I loooove grilled cheese! While the pan is still hot, I like to fry some cheese alone on the pan until its hard it they're sooo good! Tastes like cheese curds


----------



## Jill (Feb 16, 2013)

It's on the menu for tonight!!!


----------



## kaycee (Feb 20, 2013)

for a "diet" grilled cheese-just toast the bread, put on cheese, and microwave until cheese is melted. sorry couldn't drain all the calories!!!!


----------



## Performancemini (Feb 25, 2013)

Grilled cheese is such comfort food! Have you tried your George Foreman grill to make grilled cheese? (if you own one). Who needs an extra appliance (panini maker) with the GF. Makes a quick great grilled cheese!

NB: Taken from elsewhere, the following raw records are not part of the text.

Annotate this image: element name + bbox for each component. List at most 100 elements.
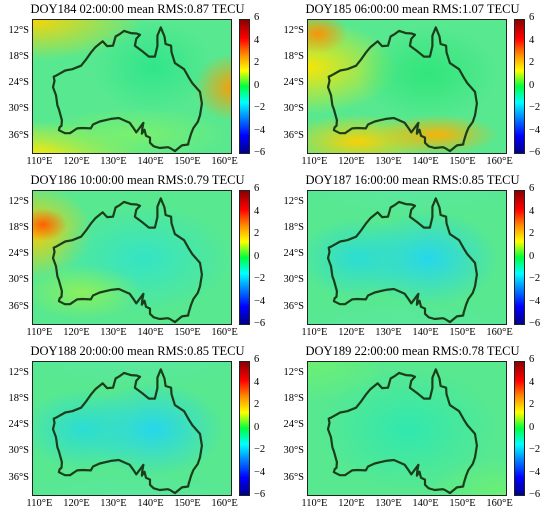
field-blob xyxy=(33,265,143,320)
lon-tick-label: 160°E xyxy=(486,156,513,167)
panel-title: DOY188 20:00:00 mean RMS:0.85 TECU xyxy=(30,344,245,358)
lon-tick-label: 130°E xyxy=(100,498,127,509)
colorbar-tick-label: 0 xyxy=(254,79,260,91)
lon-tick-label: 140°E xyxy=(412,327,439,338)
lon-tick-label: 150°E xyxy=(449,498,476,509)
tec-map xyxy=(32,190,232,325)
colorbar xyxy=(239,19,250,154)
lat-tick-label: 30°S xyxy=(283,445,304,457)
colorbar xyxy=(514,190,525,325)
colorbar-tick-label: 4 xyxy=(529,205,535,217)
lat-tick-label: 12°S xyxy=(8,25,29,37)
lon-tick-label: 110°E xyxy=(301,327,328,338)
lon-tick-label: 150°E xyxy=(174,327,201,338)
lon-tick-label: 130°E xyxy=(375,156,402,167)
colorbar-tick-label: −2 xyxy=(529,273,541,284)
lon-tick-label: 140°E xyxy=(412,156,439,167)
lon-tick-label: 110°E xyxy=(301,498,328,509)
lat-tick-label: 36°S xyxy=(283,471,304,483)
tec-map xyxy=(307,361,507,496)
lat-tick-label: 30°S xyxy=(8,445,29,457)
colorbar-tick-label: 6 xyxy=(529,183,535,194)
colorbar xyxy=(239,361,250,496)
australia-coastline xyxy=(51,197,203,324)
lon-tick-label: 160°E xyxy=(211,327,238,338)
colorbar-tick-label: −6 xyxy=(529,147,541,158)
colorbar xyxy=(239,190,250,325)
panel-title: DOY186 10:00:00 mean RMS:0.79 TECU xyxy=(30,173,245,187)
lat-tick-label: 12°S xyxy=(283,196,304,208)
colorbar-tick-label: −6 xyxy=(254,147,266,158)
lon-tick-label: 160°E xyxy=(486,498,513,509)
map-panel: DOY185 06:00:00 mean RMS:1.07 TECU 12°S 18… xyxy=(275,2,550,173)
colorbar-tick-label: −6 xyxy=(254,318,266,329)
field-blob xyxy=(33,208,67,241)
panel-title: DOY187 16:00:00 mean RMS:0.85 TECU xyxy=(305,173,520,187)
lat-tick-label: 30°S xyxy=(8,274,29,286)
map-panel: DOY184 02:00:00 mean RMS:0.87 TECU 12°S 18… xyxy=(0,2,275,173)
field-blob xyxy=(308,218,418,299)
lat-tick-label: 12°S xyxy=(8,367,29,379)
lat-tick-label: 36°S xyxy=(8,129,29,141)
lat-tick-label: 18°S xyxy=(8,222,29,234)
colorbar-tick-label: −4 xyxy=(254,295,266,307)
field-blob xyxy=(308,20,348,54)
field-blob xyxy=(93,20,213,115)
map-panel: DOY189 22:00:00 mean RMS:0.78 TECU 12°S 18… xyxy=(275,344,550,515)
lon-tick-label: 130°E xyxy=(100,327,127,338)
colorbar-tick-label: 2 xyxy=(529,399,535,410)
lon-tick-label: 150°E xyxy=(449,327,476,338)
colorbar-tick-label: 4 xyxy=(529,376,535,388)
lon-tick-label: 130°E xyxy=(100,156,127,167)
colorbar-tick-label: −2 xyxy=(254,102,266,113)
lon-tick-label: 130°E xyxy=(375,327,402,338)
tec-map xyxy=(307,19,507,154)
lon-tick-label: 150°E xyxy=(174,156,201,167)
lat-tick-label: 30°S xyxy=(8,103,29,115)
colorbar-tick-label: 6 xyxy=(254,183,260,194)
map-panel: DOY186 10:00:00 mean RMS:0.79 TECU 12°S 18… xyxy=(0,173,275,344)
lon-tick-label: 110°E xyxy=(26,498,53,509)
lat-tick-label: 18°S xyxy=(8,51,29,63)
panel-title: DOY184 02:00:00 mean RMS:0.87 TECU xyxy=(30,2,245,16)
colorbar xyxy=(514,361,525,496)
field-blob xyxy=(33,20,143,61)
colorbar-tick-label: 4 xyxy=(254,376,260,388)
colorbar-tick-label: −2 xyxy=(529,102,541,113)
tec-map xyxy=(307,190,507,325)
lat-tick-label: 36°S xyxy=(283,300,304,312)
lon-tick-label: 120°E xyxy=(338,327,365,338)
colorbar-tick-label: 2 xyxy=(254,57,260,68)
lon-tick-label: 160°E xyxy=(486,327,513,338)
colorbar-tick-label: 6 xyxy=(254,12,260,23)
lat-tick-label: 30°S xyxy=(283,274,304,286)
colorbar-tick-label: 2 xyxy=(529,57,535,68)
colorbar-tick-label: −6 xyxy=(529,318,541,329)
colorbar-tick-label: −4 xyxy=(254,124,266,136)
colorbar-tick-label: −6 xyxy=(254,489,266,500)
colorbar-tick-label: −6 xyxy=(529,489,541,500)
australia-coastline xyxy=(326,197,478,324)
lon-tick-label: 120°E xyxy=(338,156,365,167)
lat-tick-label: 24°S xyxy=(283,77,304,89)
colorbar-tick-label: 4 xyxy=(529,34,535,46)
lat-tick-label: 30°S xyxy=(283,103,304,115)
colorbar-tick-label: 4 xyxy=(254,34,260,46)
field-blob xyxy=(358,26,498,122)
lon-tick-label: 150°E xyxy=(174,498,201,509)
australia-coastline xyxy=(326,368,478,495)
lon-tick-label: 120°E xyxy=(338,498,365,509)
lat-tick-label: 24°S xyxy=(283,248,304,260)
lon-tick-label: 120°E xyxy=(63,498,90,509)
map-panel: DOY187 16:00:00 mean RMS:0.85 TECU 12°S 18… xyxy=(275,173,550,344)
colorbar-tick-label: −2 xyxy=(529,444,541,455)
colorbar-tick-label: 6 xyxy=(254,354,260,365)
field-blob xyxy=(378,114,498,153)
lat-tick-label: 18°S xyxy=(283,393,304,405)
colorbar-tick-label: −4 xyxy=(529,124,541,136)
colorbar-tick-label: 2 xyxy=(529,228,535,239)
colorbar xyxy=(514,19,525,154)
lat-tick-label: 12°S xyxy=(283,25,304,37)
colorbar-tick-label: −2 xyxy=(254,444,266,455)
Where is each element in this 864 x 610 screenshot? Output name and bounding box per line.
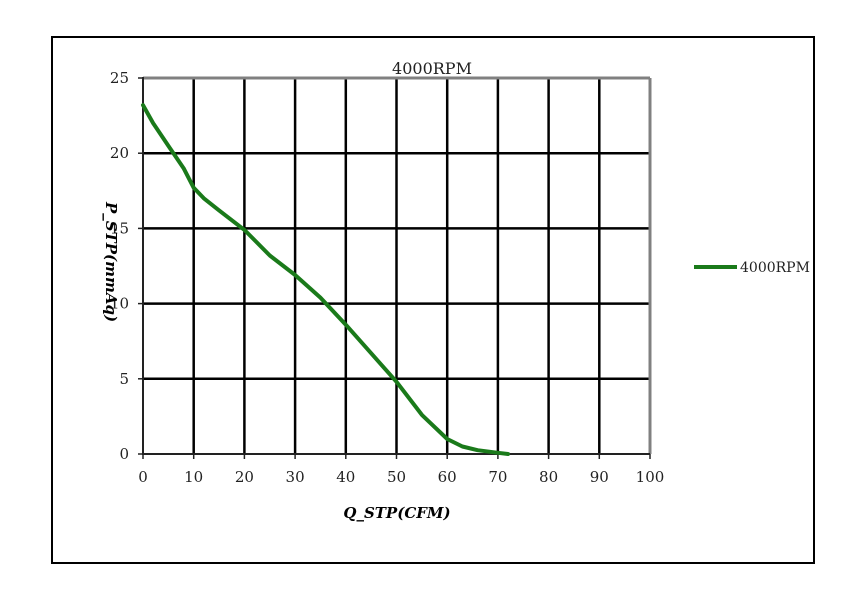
y-tick-label: 10 <box>110 295 129 313</box>
y-tick-label: 15 <box>110 219 129 237</box>
x-tick-label: 20 <box>235 468 254 486</box>
x-tick-label: 90 <box>590 468 609 486</box>
x-tick-label: 80 <box>539 468 558 486</box>
legend: 4000RPM <box>694 260 810 276</box>
series-layer <box>141 103 510 456</box>
chart-frame <box>51 36 815 564</box>
y-tick-label: 5 <box>119 370 129 388</box>
x-tick-label: 50 <box>387 468 406 486</box>
axes <box>138 76 652 459</box>
x-tick-label: 0 <box>138 468 148 486</box>
x-tick-label: 100 <box>636 468 665 486</box>
y-axis-label: P_STP(mmAq) <box>102 201 120 322</box>
x-tick-label: 60 <box>438 468 457 486</box>
x-axis-label: Q_STP(CFM) <box>343 504 450 522</box>
y-tick-label: 0 <box>119 445 129 463</box>
y-tick-label: 20 <box>110 144 129 162</box>
x-tick-label: 30 <box>286 468 305 486</box>
legend-label: 4000RPM <box>740 260 810 276</box>
x-tick-label: 70 <box>488 468 507 486</box>
x-tick-label: 40 <box>336 468 355 486</box>
series-line <box>141 103 510 456</box>
x-tick-label: 10 <box>184 468 203 486</box>
y-tick-label: 25 <box>110 69 129 87</box>
tick-labels: 0 10 20 30 40 50 60 70 80 90 100 0 5 10 15 20 25 <box>110 69 664 486</box>
chart-title: 4000RPM <box>392 59 472 78</box>
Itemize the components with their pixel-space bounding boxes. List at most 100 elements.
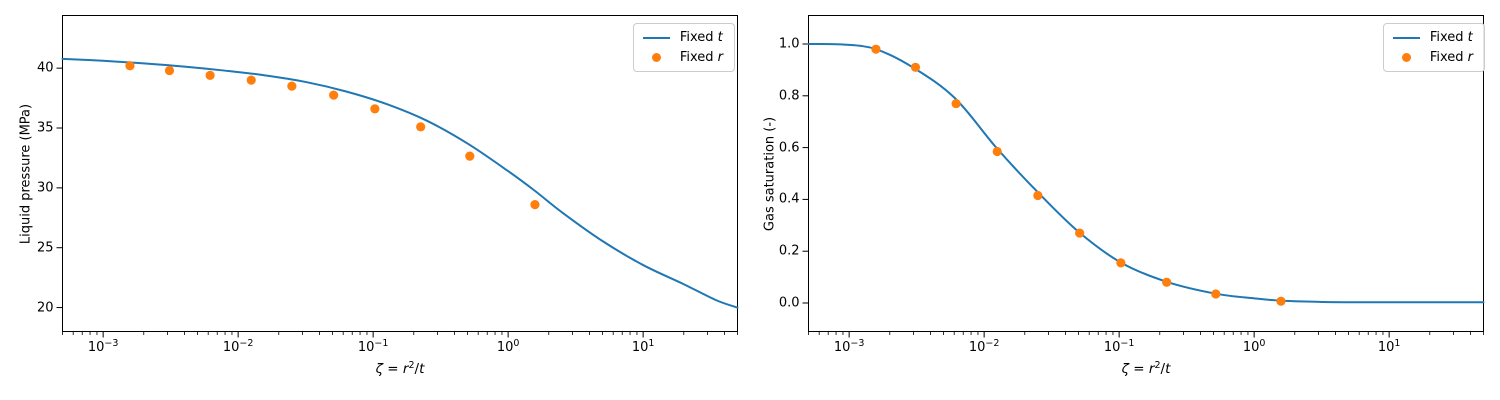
x-axis-label-part-rvar: r xyxy=(402,360,409,377)
x-axis-label-part-tvar: t xyxy=(419,360,425,377)
y-tick-label: 30 xyxy=(36,180,54,196)
x-tick-exponent: −1 xyxy=(1120,337,1135,349)
x-tick-exponent: −2 xyxy=(239,337,254,349)
x-tick-base: 10 xyxy=(631,339,649,355)
x-tick-label: 100 xyxy=(496,337,520,355)
x-tick-label: 10−3 xyxy=(833,337,865,355)
x-tick-label: 10−2 xyxy=(968,337,1000,355)
x-tick-base: 10 xyxy=(357,339,375,355)
y-tick-label: 35 xyxy=(36,120,54,136)
x-tick-label: 10−2 xyxy=(222,337,254,355)
scatter-point-fixed-r xyxy=(370,104,380,114)
scatter-point-fixed-r xyxy=(125,61,135,71)
legend-label: Fixed r xyxy=(680,51,723,64)
legend-entry-fixed-r: Fixed r xyxy=(1393,51,1473,64)
x-axis-label-part-eq: = xyxy=(1128,360,1149,377)
x-axis-label-part-zeta: ζ xyxy=(1121,360,1129,377)
x-tick-label: 10−3 xyxy=(87,337,119,355)
axes-frame xyxy=(808,15,1484,332)
y-axis-label: Gas saturation (-) xyxy=(762,116,778,231)
x-axis-label-part-rvar: r xyxy=(1148,360,1155,377)
legend-label-prefix: Fixed xyxy=(1429,50,1468,65)
y-axis-label: Liquid pressure (MPa) xyxy=(18,103,34,244)
scatter-point-fixed-r xyxy=(910,62,921,72)
plot-canvas xyxy=(802,15,1485,338)
legend-line-swatch xyxy=(642,36,670,39)
x-axis-label-part-slash: / xyxy=(414,360,420,377)
y-tick-label: 20 xyxy=(36,300,54,316)
scatter-point-fixed-r xyxy=(329,90,339,100)
legend-label-var: t xyxy=(1467,30,1473,45)
x-tick-exponent: −2 xyxy=(985,337,1000,349)
legend-line-swatch xyxy=(1392,36,1420,39)
x-tick-label: 10−1 xyxy=(1103,337,1135,355)
scatter-point-fixed-r xyxy=(246,75,256,85)
legend: Fixed t Fixed r xyxy=(632,23,735,72)
x-tick-base: 10 xyxy=(496,339,514,355)
x-tick-label: 101 xyxy=(1378,337,1401,353)
x-tick-exponent: 0 xyxy=(513,337,520,349)
y-tick-label: 25 xyxy=(36,240,54,256)
x-axis-label-part-tvar: t xyxy=(1165,360,1171,377)
x-axis-label-part-zeta: ζ xyxy=(375,360,383,377)
x-tick-exponent: 1 xyxy=(1394,337,1401,349)
plot-canvas xyxy=(56,15,739,338)
x-tick-base: 10 xyxy=(1103,339,1121,355)
x-tick-base: 10 xyxy=(968,339,986,355)
legend-label-var: t xyxy=(717,30,723,45)
legend-entry-fixed-t: Fixed t xyxy=(642,31,723,44)
legend-label-var: r xyxy=(717,50,723,65)
x-tick-exponent: −3 xyxy=(104,337,119,349)
x-tick-base: 10 xyxy=(833,339,851,355)
x-tick-base: 10 xyxy=(87,339,105,355)
panel-gas-saturation: 10−3 10−2 10−1 100 101 0.0 0.2 0.4 0.6 0.8 1.0 Gas … xyxy=(750,0,1500,400)
legend-label-prefix: Fixed xyxy=(679,50,718,65)
scatter-point-fixed-r xyxy=(1033,190,1043,201)
x-axis-label: ζ = r2/t xyxy=(1121,359,1171,377)
x-axis-label-part-rexp: 2 xyxy=(408,359,415,371)
x-tick-exponent: −1 xyxy=(374,337,389,349)
x-tick-label: 101 xyxy=(631,337,655,355)
y-tick-label: 0.4 xyxy=(778,191,800,207)
scatter-point-fixed-r xyxy=(416,122,426,132)
y-tick-label: 0.6 xyxy=(778,140,800,156)
x-tick-exponent: 0 xyxy=(1259,337,1266,349)
legend-dot-swatch xyxy=(1393,53,1420,62)
y-tick-label: 40 xyxy=(36,60,54,76)
x-axis-label-part-eq: = xyxy=(382,360,403,377)
x-tick-label: 100 xyxy=(1242,337,1266,355)
scatter-point-fixed-r xyxy=(205,70,215,80)
legend-label: Fixed r xyxy=(1430,51,1473,64)
scatter-point-fixed-r xyxy=(1116,258,1126,268)
legend-label: Fixed t xyxy=(1430,31,1473,44)
x-tick-base: 10 xyxy=(1242,339,1260,355)
scatter-point-fixed-r xyxy=(1162,277,1172,287)
scatter-point-fixed-r xyxy=(465,151,475,161)
scatter-point-fixed-r xyxy=(164,65,175,76)
scatter-point-fixed-r xyxy=(530,200,540,210)
y-tick-label: 0.2 xyxy=(778,243,800,259)
dot-marker-icon xyxy=(1401,53,1411,62)
legend-label: Fixed t xyxy=(680,31,723,44)
y-tick-label: 0.8 xyxy=(778,88,800,104)
x-tick-base: 10 xyxy=(222,339,240,355)
scatter-point-fixed-r xyxy=(871,44,881,54)
x-tick-exponent: −3 xyxy=(850,337,865,349)
line-series-fixed-t xyxy=(807,42,1485,304)
x-axis-label-part-rexp: 2 xyxy=(1154,359,1161,371)
x-tick-label: 10−1 xyxy=(357,337,389,355)
scatter-point-fixed-r xyxy=(1211,289,1221,299)
legend-label-prefix: Fixed xyxy=(679,30,718,45)
legend-entry-fixed-r: Fixed r xyxy=(643,51,723,64)
scatter-point-fixed-r xyxy=(1075,228,1085,238)
dot-marker-icon xyxy=(651,53,661,62)
legend-dot-swatch xyxy=(643,53,670,62)
y-tick-label: 1.0 xyxy=(778,36,800,52)
y-tick-label: 0.0 xyxy=(778,295,800,311)
panel-liquid-pressure: 10−3 10−2 10−1 100 101 20 25 30 35 40 Liquid press… xyxy=(18,15,739,377)
axes-frame xyxy=(62,15,738,332)
x-tick-exponent: 1 xyxy=(648,337,655,349)
scatter-point-fixed-r xyxy=(992,146,1002,157)
scatter-point-fixed-r xyxy=(1276,296,1286,306)
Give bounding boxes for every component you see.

Try a grilled cream cheese sandwich! Add tomato slice or chives; but watch-it "melts" fast!


----------



## Jill (Feb 25, 2013)

Performancemini said:


> Grilled cheese is such comfort food! Have you tried your George Foreman grill to make grilled cheese? (if you own one). Who needs an extra appliance (panini maker) with the GF. Makes a quick great grilled cheese!
> 
> Try a grilled cream cheese sandwich! Add tomato slice or chives; but watch-it "melts" fast!


WELL.................. I was one who bought one and while I was taking it off the shelf, I did think "can't we do this with our GF Grill?"



Walmart still got my bucks for a panini press, but now that I've used it, I do see that the grill would do it just as well, and our's has a bigger surface and is easier to clean.


----------



## lvponies (May 8, 2013)

We're loving grilled cheese sandwiches with sliced avocados on them!! So creamy and so yummy!!!


----------



## Jill (May 8, 2013)

How about on raisin bread? Ught!!! Nearly 3 full hours until dinner


----------